The experimental approach used in this study allowed us to characterize the descriptive, structural, and functional characteristics of A. citratiphilum biofilms exposed to Ag NPs. Our experimental results indicate that Ag NPs of 30 and 70 nm did not have significant impacts on the descriptive and structural parameters of the biofilms after 20-h exposure within the concentration range of 600–2400 μg l−1. Nevertheless, we observed a cumulative enrichment of Ag NPs in biofilms. Because A. citratiphilum as a representative member of a widespread bacterial freshwater clade was chosen to be confronted with concentrations of Ag NPs close to environmentally relevant conditions, our approach may reflect nearly normal responses of natural freshwater biofilms to Ag NPs. The cumulative enrichment of Ag NPs in biofilms may be a general response and therefore expected for more complex, native multispecies biofilms, which might lead to “poisoned” nutrients for grazers inside the food web. This enrichment clearly underlines the importance of biofilms and organic matter in general for the retention of metals (or nanoparticles) in the environment (Harrison et al. 2007). In this context, it is an important issue that future studies define the speciation of the Ag in the biofilms and distinguish between the effects on biofilms mediated by Ag NPs and those mediated by Ag+ ions.

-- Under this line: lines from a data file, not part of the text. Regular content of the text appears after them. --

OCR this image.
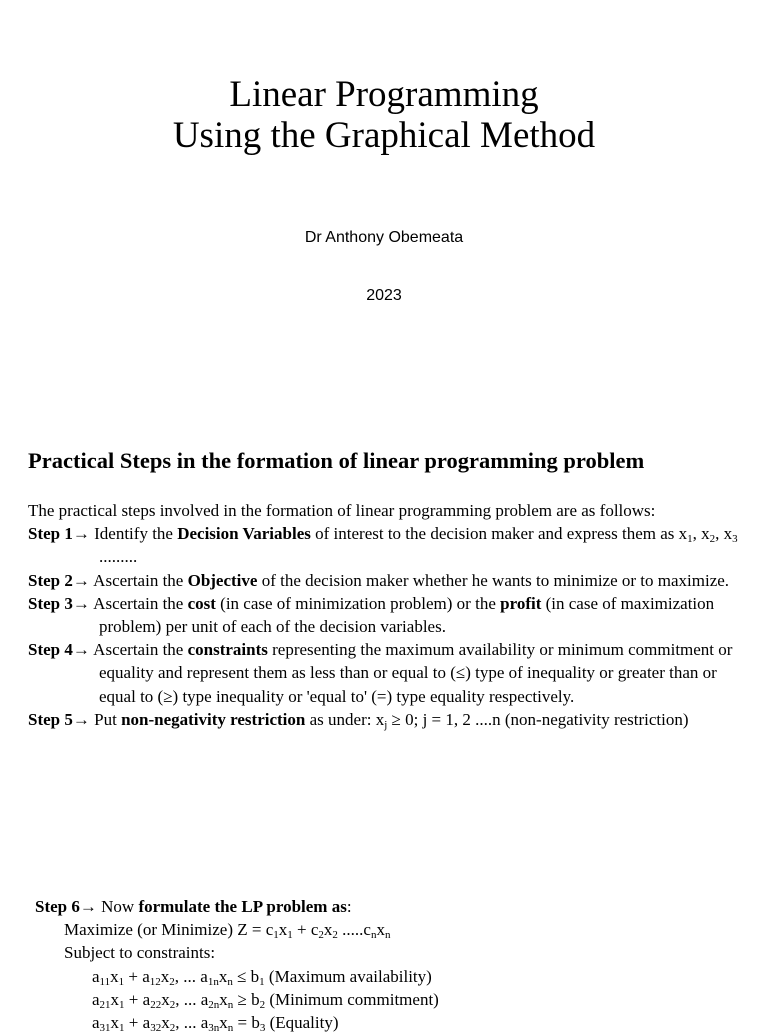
Linear Programming
Using the Graphical Method
Dr Anthony Obemeata
2023
Practical Steps in the formation of linear programming problem

The practical steps involved in the formation of linear programming problem are as follows:

Step 1→ Identify the Decision Variables of interest to the decision maker and express them as $x_1$, $x_2$, $x_3$ .........

Step 2→ Ascertain the Objective of the decision maker whether he wants to minimize or to maximize.

Step 3→ Ascertain the cost (in case of minimization problem) or the profit (in case of maximization problem) per unit of each of the decision variables.

Step 4→ Ascertain the constraints representing the maximum availability or minimum commitment or equality and represent them as less than or equal to (≤) type of inequality or greater than or equal to (≥) type inequality or 'equal to' (=) type equality respectively.

Step 5→ Put non-negativity restriction as under: $x_j \ge 0$; j = 1, 2 ....n (non-negativity restriction)

Step 6→ Now formulate the LP problem as:

Maximize (or Minimize) $Z = c_1x_1 + c_2x_2$ $.....c_nx_n$

Subject to constraints:

$a_{11}x_1 + a_{12}x_2$, ... $a_{1n}x_n \le b_1$ (Maximum availability)

$a_{21}x_1 + a_{22}x_2$, ... $a_{2n}x_n \ge b_2$ (Minimum commitment)

$a_{31}x_1 + a_{32}x_2$, ... $a_{3n}x_n = b_3$ (Equality)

In the first study, to investigate the impact of Ag NPs on the mechanical stability of bacterial biofilms, we successfully demonstrated a qualitative approach to assess the consequences of hydrodynamic forces on biofilms in their natural condition. Thus, conclusions might be drawn about the negative impact of Ag NPs on the mechanical stability of natural biofilms in the aquatic environment. Aquatic biofilms are affected by strong currents in rivers and tidal systems and must resist strong shear forces and detachment. The cohesiveness of sediments depends on EPS production and biofilm formation. Consequently, the observed Ag NP-mediated decrease in biofilm stability might indicate that not only the ability of biofilms to withstand potentially harsh hydrodynamic conditions in flowing waters is diminished, but also detrimental effects on sediments in river beds may occur.

In order to support this assumption, further work applying rheological measurements to unravel the impact of Ag NPs on cohesiveness and viscoelastic biofilm properties and applying MagPI to address biostabilization in response to Ag NP exposure is in progress.